Grajewski v Director of Public Prosecutions [2017] NSWCCA 251

Destroy / damage property – definition of ‘damage’

The Court of Criminal Appeal (‘CCA’) has determined that the offence of destroying or damaging property, perhaps counterintuitively, does not necessarily require actual damage.

The accused was a protester. He locked himself to a coal loading machine using a harness and roping device, then hung off the machine, rendering it inoperable while he was hanging there. He was convicted in the Local Court pursuant to s 195(1)(a) of the Crimes Act 1900, which is colloquially known as ‘destroy / damage property’. He appealed to the District Court, where he invited the judge to refer a so-called ‘stated case’ to the CCA.

Before the CCA (Leeming JA, Johnson and Adamson JJ agreeing) got to the heart of the matter, there was a preamble in which the CCA pointed out the problems of pursuing a stated case – a slightly obtuse procedure [this author’s description], which could have been avoided if the applicant had simply appealed directly from the Local Court to the Supreme Court on a question of law alone (at [4]-[5]).

That issue aside, the primary question was whether, by simply rendering the loader inoperable the offence had been committed, given the accused hadn’t actually caused it any damage (nor ‘derangement’, which is a fun if antiquated term regularly used in the case law to describe the same thing). There followed a comprehensive historical review which toured law going back as far as 1821 and earlier, including a reference to a piece of hardware known in the early 19th century as a ‘half-dash jack’ (apparently used in the making of frame-work knitted stockings), and a 1865 case which literally dealt with a steam engine. That historical review confirmed a construction whereby ‘destroys or damages’ includes physical interference which obstructs the working of a machine or renders it useless, either permanently or temporarily (at [58]). This interpretation was found to cause no strain to the language of the section, was consistent with the legislative purpose, was not cotrary to the extrinsic materials, and was consistent with the considerable weight of authority (at [59]-[61]).

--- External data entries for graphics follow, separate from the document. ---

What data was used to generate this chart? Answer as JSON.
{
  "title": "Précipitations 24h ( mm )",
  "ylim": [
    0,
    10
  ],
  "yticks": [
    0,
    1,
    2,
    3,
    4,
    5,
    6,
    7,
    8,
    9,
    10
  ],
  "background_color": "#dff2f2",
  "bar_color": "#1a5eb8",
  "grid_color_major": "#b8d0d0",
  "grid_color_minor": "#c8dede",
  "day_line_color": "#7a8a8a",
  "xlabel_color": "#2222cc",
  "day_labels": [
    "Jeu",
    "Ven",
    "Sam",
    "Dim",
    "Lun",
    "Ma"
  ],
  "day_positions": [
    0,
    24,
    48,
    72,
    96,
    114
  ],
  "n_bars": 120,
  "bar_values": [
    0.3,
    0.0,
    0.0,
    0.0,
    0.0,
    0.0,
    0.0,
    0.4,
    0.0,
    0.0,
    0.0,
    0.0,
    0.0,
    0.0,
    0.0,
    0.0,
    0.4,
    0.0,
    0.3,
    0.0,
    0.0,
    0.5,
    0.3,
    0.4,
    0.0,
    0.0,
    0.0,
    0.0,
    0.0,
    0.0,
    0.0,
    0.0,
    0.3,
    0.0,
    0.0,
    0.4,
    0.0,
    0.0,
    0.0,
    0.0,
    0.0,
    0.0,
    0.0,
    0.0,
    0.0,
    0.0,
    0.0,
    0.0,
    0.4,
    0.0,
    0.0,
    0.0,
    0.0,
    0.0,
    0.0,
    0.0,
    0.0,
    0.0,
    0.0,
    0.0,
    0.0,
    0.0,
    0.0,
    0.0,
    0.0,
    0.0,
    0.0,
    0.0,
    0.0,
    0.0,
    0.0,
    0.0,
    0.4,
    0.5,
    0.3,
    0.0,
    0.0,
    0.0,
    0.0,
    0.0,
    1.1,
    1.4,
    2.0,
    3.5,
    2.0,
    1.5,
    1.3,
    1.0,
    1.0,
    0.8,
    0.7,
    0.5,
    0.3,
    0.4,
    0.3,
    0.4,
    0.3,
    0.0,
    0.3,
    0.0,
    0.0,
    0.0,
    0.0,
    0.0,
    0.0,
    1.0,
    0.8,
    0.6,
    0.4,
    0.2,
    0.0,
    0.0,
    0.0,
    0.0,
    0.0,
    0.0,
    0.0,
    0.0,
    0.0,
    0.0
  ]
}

Nevertheless, there are questions of fact and degree: spitting on a raincoat may not involve damage (as established in one of the cases), whereas spit on a satin wedding dress might. However, those issues didn’t arise here, because the interference was for some two hours (at [64]). It followed that the case stated by the judge to the CCA at the accused’s request was answered against him (put another way: the accused lost).